La quantité de nourriture consommée par habitant a également augmenté, passant de 247 kg par habitant en 1996 à 361 kg par habitant en 2011. Dans le même temps, les céréales ont commencé à jouer un rôle moins important dans les dépenses des ménages. La part des dépenses consacrées aux céréales a diminué, passant de 47,5 % en 2000 à 35,8 % en 2011. La part des dépenses consacrées aux produits animaux, en revanche, a légèrement augmenté au cours de la même période, passant de 7,6 pour cent à 10,8 pour cent. Une croissance positive significative a également été observée dans le montant dépensé pour les fruits et légumes (de 4,3 % à 6,4 %). Ces changements suggèrent qu'avec l'augmentation du revenu des ménages, les gens ont commencé à dépenser de l'argent pour des régimes alimentaires plus diversifiés et plus nutritifs.

Cependant, malgré leur déclin, les céréales représentent toujours une part importante de la consommation calorique de la plupart des Éthiopiens. Le maïs, en particulier, représente environ 20 % des calories moyennes consommées par adulte et par jour. On a constaté que les consommateurs urbains avaient des dépenses moyennes par habitant plus élevées que les consommateurs ruraux, et qu'ils dépensaient beaucoup plus pour les produits non alimentaires. Toutefois, la part du panier de consommation total consacrée aux céréales reste généralement la même pour les ménages ruraux et urbains. Les consommateurs ruraux consomment davantage de sorgho et de maïs, tandis que les consommateurs urbains consomment davantage de teff.

L'étude révèle également que pour les consommateurs urbains et ruraux, les aliments achetés - c'est-à-dire les aliments achetés sur un marché quelconque plutôt que les aliments produits par le ménage qui les consomme - deviennent plus importants. Les produits agricoles des ménages représentent 42 % des dépenses alimentaires totales des ménages ruraux ; 34 % des aliments consommés par les ménages ruraux sont payés par la vente de leurs propres produits agricoles. Les transferts de fonds, la vente de produits non agricoles et les salaires non agricoles représentent respectivement 9, 7 et 4 pour cent des dépenses alimentaires totales. Dans les zones urbaines, en revanche, les salaires et la vente de produits non agricoles représentent la majeure partie des dépenses alimentaires totales (40 % et 28 %, respectivement). Les transferts de fonds représentent 15 pour cent des dépenses alimentaires.

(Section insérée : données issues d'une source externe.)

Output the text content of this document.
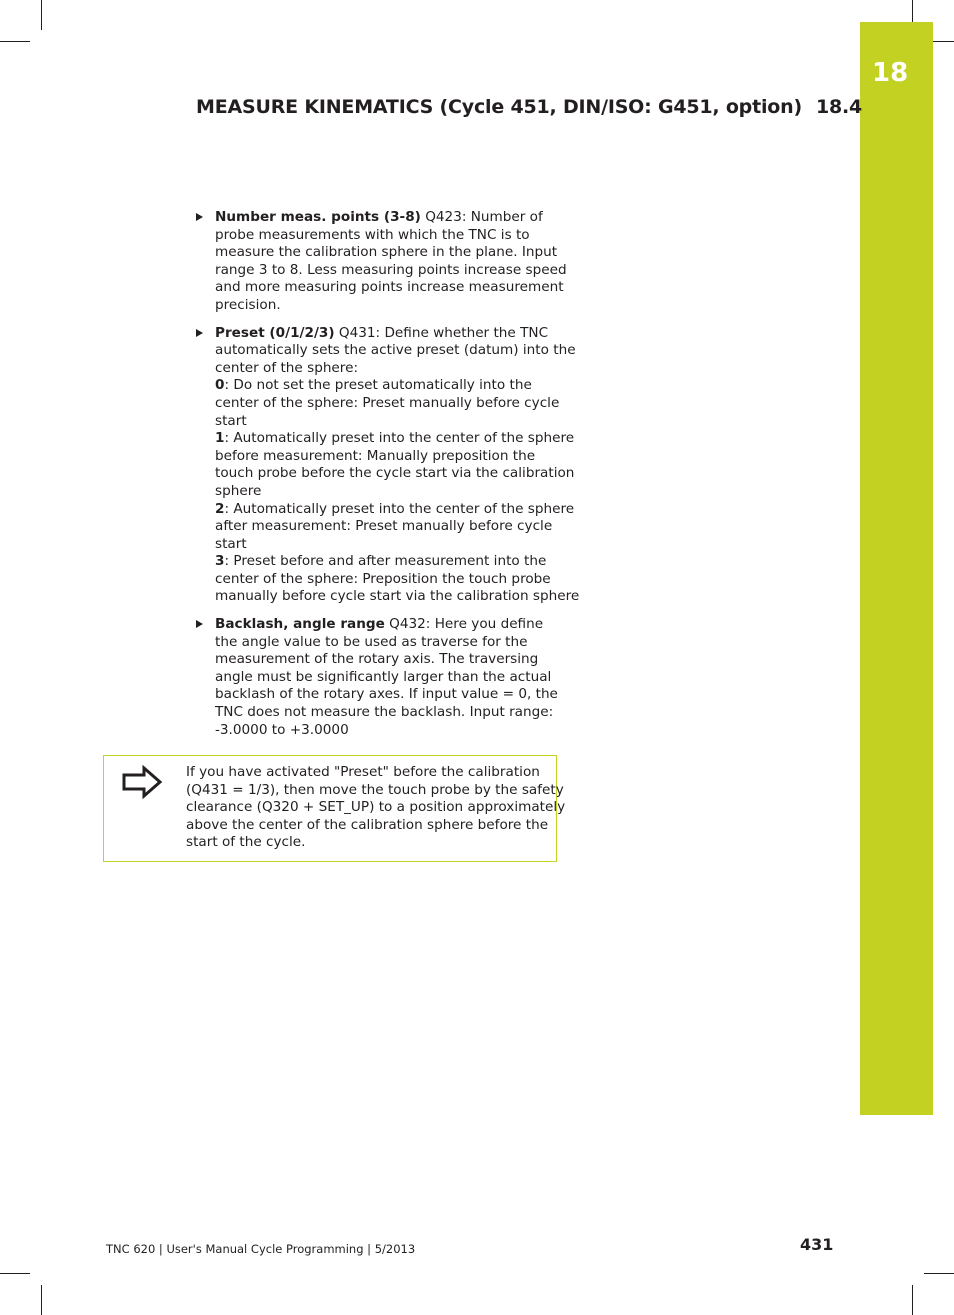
18
MEASURE KINEMATICS (Cycle 451, DIN/ISO: G451, option) 18.4
Number meas. points (3-8) Q423: Number of
probe measurements with which the TNC is to
measure the calibration sphere in the plane. Input
range 3 to 8. Less measuring points increase speed
and more measuring points increase measurement
precision.
Preset (0/1/2/3) Q431: Define whether the TNC
automatically sets the active preset (datum) into the
center of the sphere:
0: Do not set the preset automatically into the
center of the sphere: Preset manually before cycle
start
1: Automatically preset into the center of the sphere
before measurement: Manually preposition the
touch probe before the cycle start via the calibration
sphere
2: Automatically preset into the center of the sphere
after measurement: Preset manually before cycle
start
3: Preset before and after measurement into the
center of the sphere: Preposition the touch probe
manually before cycle start via the calibration sphere
Backlash, angle range Q432: Here you define
the angle value to be used as traverse for the
measurement of the rotary axis. The traversing
angle must be significantly larger than the actual
backlash of the rotary axes. If input value = 0, the
TNC does not measure the backlash. Input range:
-3.0000 to +3.0000
If you have activated "Preset" before the calibration
(Q431 = 1/3), then move the touch probe by the safety
clearance (Q320 + SET_UP) to a position approximately
above the center of the calibration sphere before the
start of the cycle.
TNC 620 | User's Manual Cycle Programming | 5/2013	431
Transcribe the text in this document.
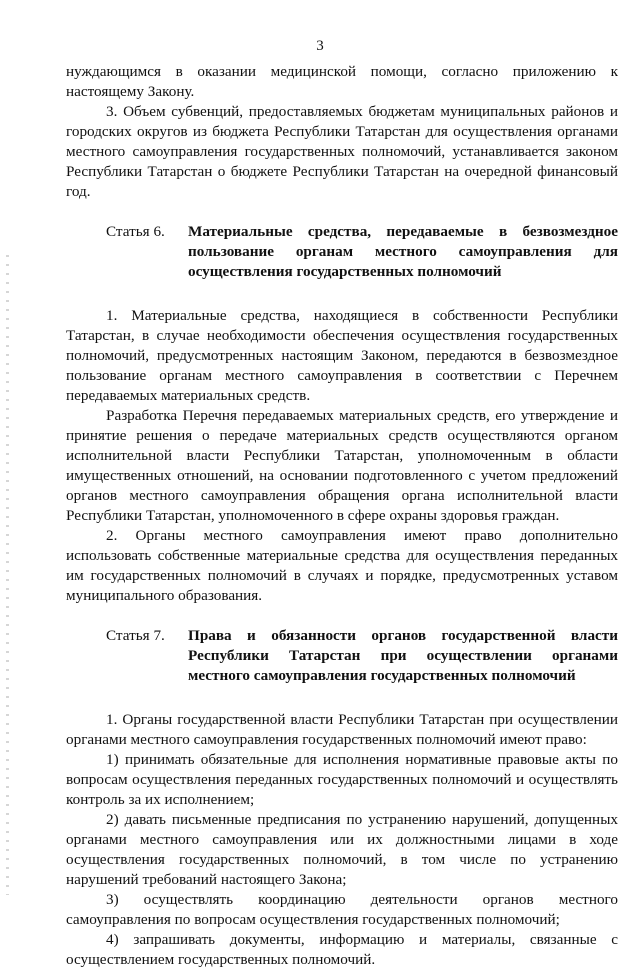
3

нуждающимся в оказании медицинской помощи, согласно приложению к настоящему Закону.

3. Объем субвенций, предоставляемых бюджетам муниципальных районов и городских округов из бюджета Республики Татарстан для осуществления органами местного самоуправления государственных полномочий, устанавливается законом Республики Татарстан о бюджете Республики Татарстан на очередной финансовый год.

Статья 6. Материальные средства, передаваемые в безвозмездное пользование органам местного самоуправления для осуществления государственных полномочий

1. Материальные средства, находящиеся в собственности Республики Татарстан, в случае необходимости обеспечения осуществления государственных полномочий, предусмотренных настоящим Законом, передаются в безвозмездное пользование органам местного самоуправления в соответствии с Перечнем передаваемых материальных средств.

Разработка Перечня передаваемых материальных средств, его утверждение и принятие решения о передаче материальных средств осуществляются органом исполнительной власти Республики Татарстан, уполномоченным в области имущественных отношений, на основании подготовленного с учетом предложений органов местного самоуправления обращения органа исполнительной власти Республики Татарстан, уполномоченного в сфере охраны здоровья граждан.

2. Органы местного самоуправления имеют право дополнительно использовать собственные материальные средства для осуществления переданных им государственных полномочий в случаях и порядке, предусмотренных уставом муниципального образования.

Статья 7. Права и обязанности органов государственной власти Республики Татарстан при осуществлении органами местного самоуправления государственных полномочий

1. Органы государственной власти Республики Татарстан при осуществлении органами местного самоуправления государственных полномочий имеют право:

1) принимать обязательные для исполнения нормативные правовые акты по вопросам осуществления переданных государственных полномочий и осуществлять контроль за их исполнением;

2) давать письменные предписания по устранению нарушений, допущенных органами местного самоуправления или их должностными лицами в ходе осуществления государственных полномочий, в том числе по устранению нарушений требований настоящего Закона;

3) осуществлять координацию деятельности органов местного самоуправления по вопросам осуществления государственных полномочий;

4) запрашивать документы, информацию и материалы, связанные с осуществлением государственных полномочий.
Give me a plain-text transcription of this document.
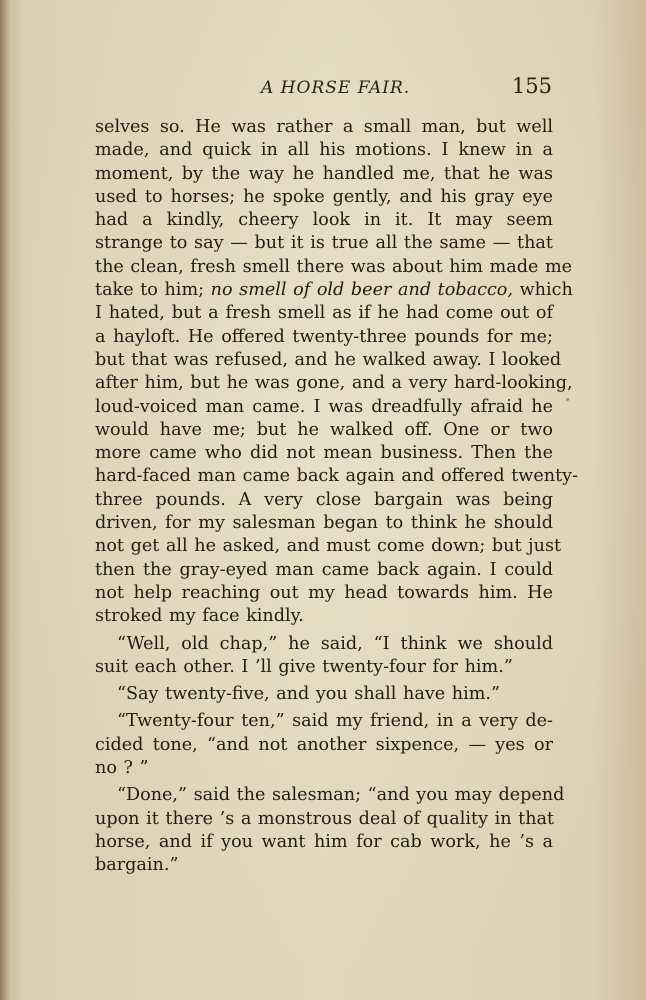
A HORSE FAIR.	155
selves so. He was rather a small man, but well
made, and quick in all his motions. I knew in a
moment, by the way he handled me, that he was
used to horses; he spoke gently, and his gray eye
had a kindly, cheery look in it. It may seem
strange to say — but it is true all the same — that
the clean, fresh smell there was about him made me
take to him; no smell of old beer and tobacco, which
I hated, but a fresh smell as if he had come out of
a hayloft. He offered twenty-three pounds for me;
but that was refused, and he walked away. I looked
after him, but he was gone, and a very hard-looking,
loud-voiced man came. I was dreadfully afraid he
would have me; but he walked off. One or two
more came who did not mean business. Then the
hard-faced man came back again and offered twenty-
three pounds. A very close bargain was being
driven, for my salesman began to think he should
not get all he asked, and must come down; but just
then the gray-eyed man came back again. I could
not help reaching out my head towards him. He
stroked my face kindly.
“Well, old chap,” he said, “I think we should
suit each other. I ’ll give twenty-four for him.”
“Say twenty-five, and you shall have him.”
“Twenty-four ten,” said my friend, in a very de-
cided tone, “and not another sixpence, — yes or
no ? ”
“Done,” said the salesman; “and you may depend
upon it there ’s a monstrous deal of quality in that
horse, and if you want him for cab work, he ’s a
bargain.”
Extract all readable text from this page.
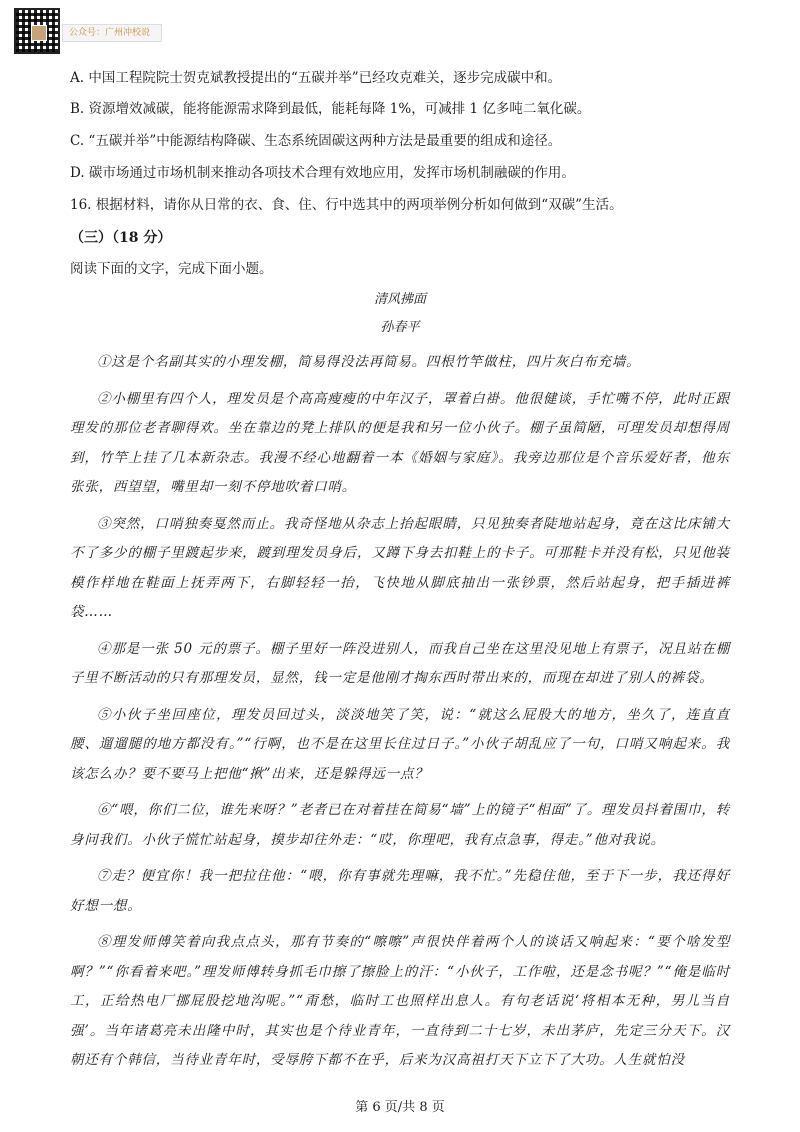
公众号：广州冲校说
A. 中国工程院院士贺克斌教授提出的“五碳并举”已经攻克难关，逐步完成碳中和。
B. 资源增效减碳，能将能源需求降到最低，能耗每降 1%，可减排 1 亿多吨二氧化碳。
C. “五碳并举”中能源结构降碳、生态系统固碳这两种方法是最重要的组成和途径。
D. 碳市场通过市场机制来推动各项技术合理有效地应用，发挥市场机制融碳的作用。
16. 根据材料，请你从日常的衣、食、住、行中选其中的两项举例分析如何做到“双碳”生活。
（三）（18 分）
阅读下面的文字，完成下面小题。
清风拂面
孙春平

①这是个名副其实的小理发棚，简易得没法再简易。四根竹竿做柱，四片灰白布充墙。

②小棚里有四个人，理发员是个高高瘦瘦的中年汉子，罩着白褂。他很健谈，手忙嘴不停，此时正跟理发的那位老者聊得欢。坐在靠边的凳上排队的便是我和另一位小伙子。棚子虽简陋，可理发员却想得周到，竹竿上挂了几本新杂志。我漫不经心地翻着一本《婚姻与家庭》。我旁边那位是个音乐爱好者，他东张张，西望望，嘴里却一刻不停地吹着口哨。

③突然，口哨独奏戛然而止。我奇怪地从杂志上抬起眼睛，只见独奏者陡地站起身，竟在这比床铺大不了多少的棚子里踱起步来，踱到理发员身后，又蹲下身去扣鞋上的卡子。可那鞋卡并没有松，只见他装模作样地在鞋面上抚弄两下，右脚轻轻一抬，飞快地从脚底抽出一张钞票，然后站起身，把手插进裤袋……

④那是一张 50 元的票子。棚子里好一阵没进别人，而我自己坐在这里没见地上有票子，况且站在棚子里不断活动的只有那理发员，显然，钱一定是他刚才掏东西时带出来的，而现在却进了别人的裤袋。

⑤小伙子坐回座位，理发员回过头，淡淡地笑了笑，说：“就这么屁股大的地方，坐久了，连直直腰、遛遛腿的地方都没有。”“行啊，也不是在这里长住过日子。”小伙子胡乱应了一句，口哨又响起来。我该怎么办？要不要马上把他“揪”出来，还是躲得远一点？

⑥“喂，你们二位，谁先来呀？”老者已在对着挂在简易“墙”上的镜子“相面”了。理发员抖着围巾，转身问我们。小伙子慌忙站起身，摸步却往外走：“哎，你理吧，我有点急事，得走。”他对我说。

⑦走？便宜你！我一把拉住他：“喂，你有事就先理嘛，我不忙。”先稳住他，至于下一步，我还得好好想一想。

⑧理发师傅笑着向我点点头，那有节奏的“嚓嚓”声很快伴着两个人的谈话又响起来：“要个啥发型啊？”“你看着来吧。”理发师傅转身抓毛巾擦了擦脸上的汗：“小伙子，工作啦，还是念书呢？”“俺是临时工，正给热电厂挪屁股挖地沟呢。”“甭愁，临时工也照样出息人。有句老话说‘将相本无种，男儿当自强’。当年诸葛亮未出隆中时，其实也是个待业青年，一直待到二十七岁，未出茅庐，先定三分天下。汉朝还有个韩信，当待业青年时，受辱胯下都不在乎，后来为汉高祖打天下立下了大功。人生就怕没

第 6 页/共 8 页
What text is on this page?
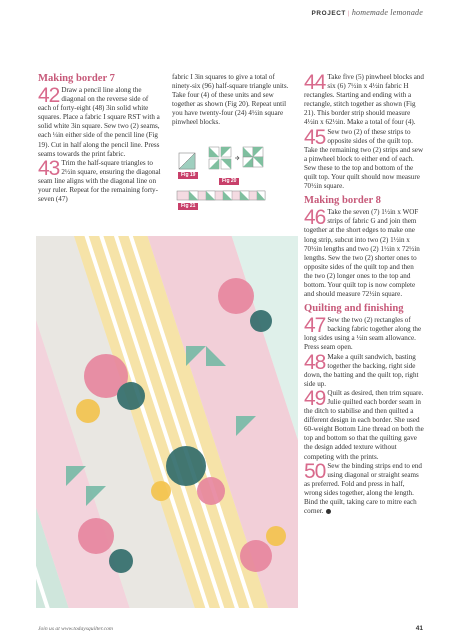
PROJECT | homemade lemonade
Making border 7

42 Draw a pencil line along the diagonal on the reverse side of each of forty-eight (48) 3in solid white squares. Place a fabric I square RST with a solid white 3in square. Sew two (2) seams, each ¼in either side of the pencil line (Fig 19). Cut in half along the pencil line. Press seams towards the print fabric.

43 Trim the half-square triangles to 2½in square, ensuring the diagonal seam line aligns with the diagonal line on your ruler. Repeat for the remaining forty-seven (47)

fabric I 3in squares to give a total of ninety-six (96) half-square triangle units. Take four (4) of these units and sew together as shown (Fig 20). Repeat until you have twenty-four (24) 4½in square pinwheel blocks.

Fig 19
Fig 20
Fig 21

44 Take five (5) pinwheel blocks and six (6) 7½in x 4½in fabric H rectangles. Starting and ending with a rectangle, stitch together as shown (Fig 21). This border strip should measure 4½in x 62½in. Make a total of four (4).

45 Sew two (2) of these strips to opposite sides of the quilt top. Take the remaining two (2) strips and sew a pinwheel block to either end of each. Sew these to the top and bottom of the quilt top. Your quilt should now measure 70½in square.

Making border 8

46 Take the seven (7) 1½in x WOF strips of fabric G and join them together at the short edges to make one long strip, subcut into two (2) 1½in x 70½in lengths and two (2) 1½in x 72½in lengths. Sew the two (2) shorter ones to opposite sides of the quilt top and then the two (2) longer ones to the top and bottom. Your quilt top is now complete and should measure 72½in square.

Quilting and finishing

47 Sew the two (2) rectangles of backing fabric together along the long sides using a ½in seam allowance. Press seam open.

48 Make a quilt sandwich, basting together the backing, right side down, the batting and the quilt top, right side up.

49 Quilt as desired, then trim square. Julie quilted each border seam in the ditch to stabilise and then quilted a different design in each border. She used 60-weight Bottom Line thread on both the top and bottom so that the quilting gave the design added texture without competing with the prints.

50 Sew the binding strips end to end using diagonal or straight seams as preferred. Fold and press in half, wrong sides together, along the length. Bind the quilt, taking care to mitre each corner.

Join us at www.todaysquilter.com	41
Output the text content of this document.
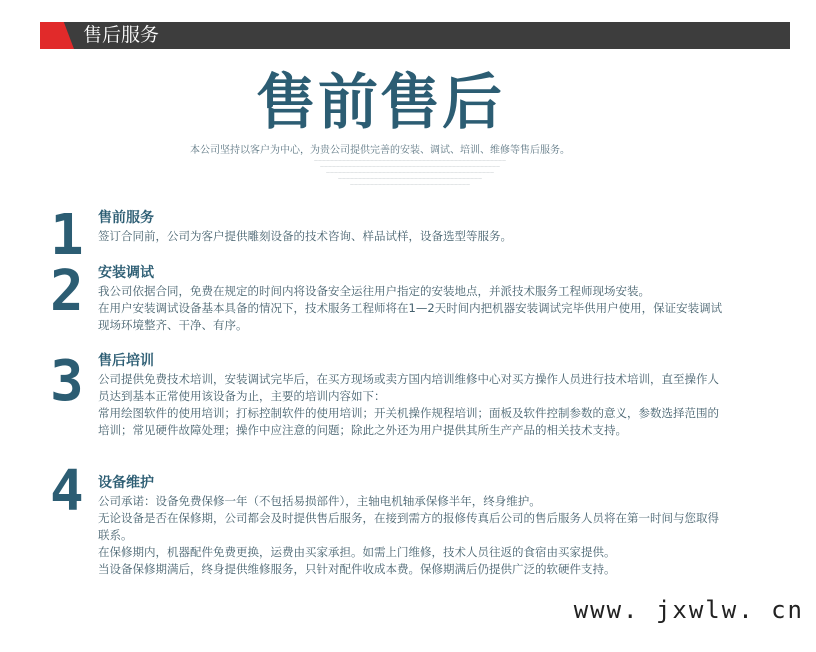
售后服务
售前售后
本公司坚持以客户为中心，为贵公司提供完善的安装、调试、培训、维修等售后服务。
————————————————————————————————————————————————
—————————————————————————————————————————————
——————————————————————————————————————————
————————————————————————————————————
——————————————————————————————
1	售前服务

签订合同前，公司为客户提供雕刻设备的技术咨询、样品试样，设备选型等服务。

2	安装调试

我公司依据合同，免费在规定的时间内将设备安全运往用户指定的安装地点，并派技术服务工程师现场安装。

在用户安装调试设备基本具备的情况下，技术服务工程师将在1—2天时间内把机器安装调试完毕供用户使用，保证安装调试现场环境整齐、干净、有序。

3	售后培训

公司提供免费技术培训，安装调试完毕后，在买方现场或卖方国内培训维修中心对买方操作人员进行技术培训，直至操作人员达到基本正常使用该设备为止，主要的培训内容如下：

常用绘图软件的使用培训；打标控制软件的使用培训；开关机操作规程培训；面板及软件控制参数的意义，参数选择范围的培训；常见硬件故障处理；操作中应注意的问题；除此之外还为用户提供其所生产产品的相关技术支持。

4	设备维护

公司承诺：设备免费保修一年（不包括易损部件），主轴电机轴承保修半年，终身维护。

无论设备是否在保修期，公司都会及时提供售后服务，在接到需方的报修传真后公司的售后服务人员将在第一时间与您取得联系。

在保修期内，机器配件免费更换，运费由买家承担。如需上门维修，技术人员往返的食宿由买家提供。

当设备保修期满后，终身提供维修服务，只针对配件收成本费。保修期满后仍提供广泛的软硬件支持。

www. jxwlw. cn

Les conclusions du rapport ont plusieurs implications politiques. Tout d'abord, si la diversité alimentaire s'est nettement améliorée pour une grande partie de la population au cours des deux dernières décennies, la dépendance continue à l'égard des céréales (en particulier le maïs) reste un problème dans toute l'Éthiopie. Des efforts supplémentaires doivent être déployés pour diversifier à la fois la production agricole et les régimes alimentaires. Plus précisément, les filets de sécurité ciblés doivent être renforcés pour les segments de la population (principalement les ménages ruraux pauvres) qui n'ont pas un accès adéquat à une alimentation nutritive et diversifiée. Deuxièmement, les marchés agricoles commencent à jouer un rôle plus important dans l'approvisionnement des ménages en nourriture ; par conséquent, les efforts visant à améliorer le fonctionnement de ces marchés devraient se concentrer sur la compréhension du rôle que jouent les producteurs, les grossistes et les détaillants dans la chaîne de valeur agricole, sur la façon dont la transformation agricole peut être augmentée de manière durable et sur la façon dont le commerce peut contribuer à stabiliser les prix des aliments et à améliorer les habitudes de consommation. Une meilleure compréhension du fonctionnement des marchés agricoles peut contribuer à garantir que les politiques commerciales et de marché sont conçues dans l'optique d'une amélioration continue de l'alimentation.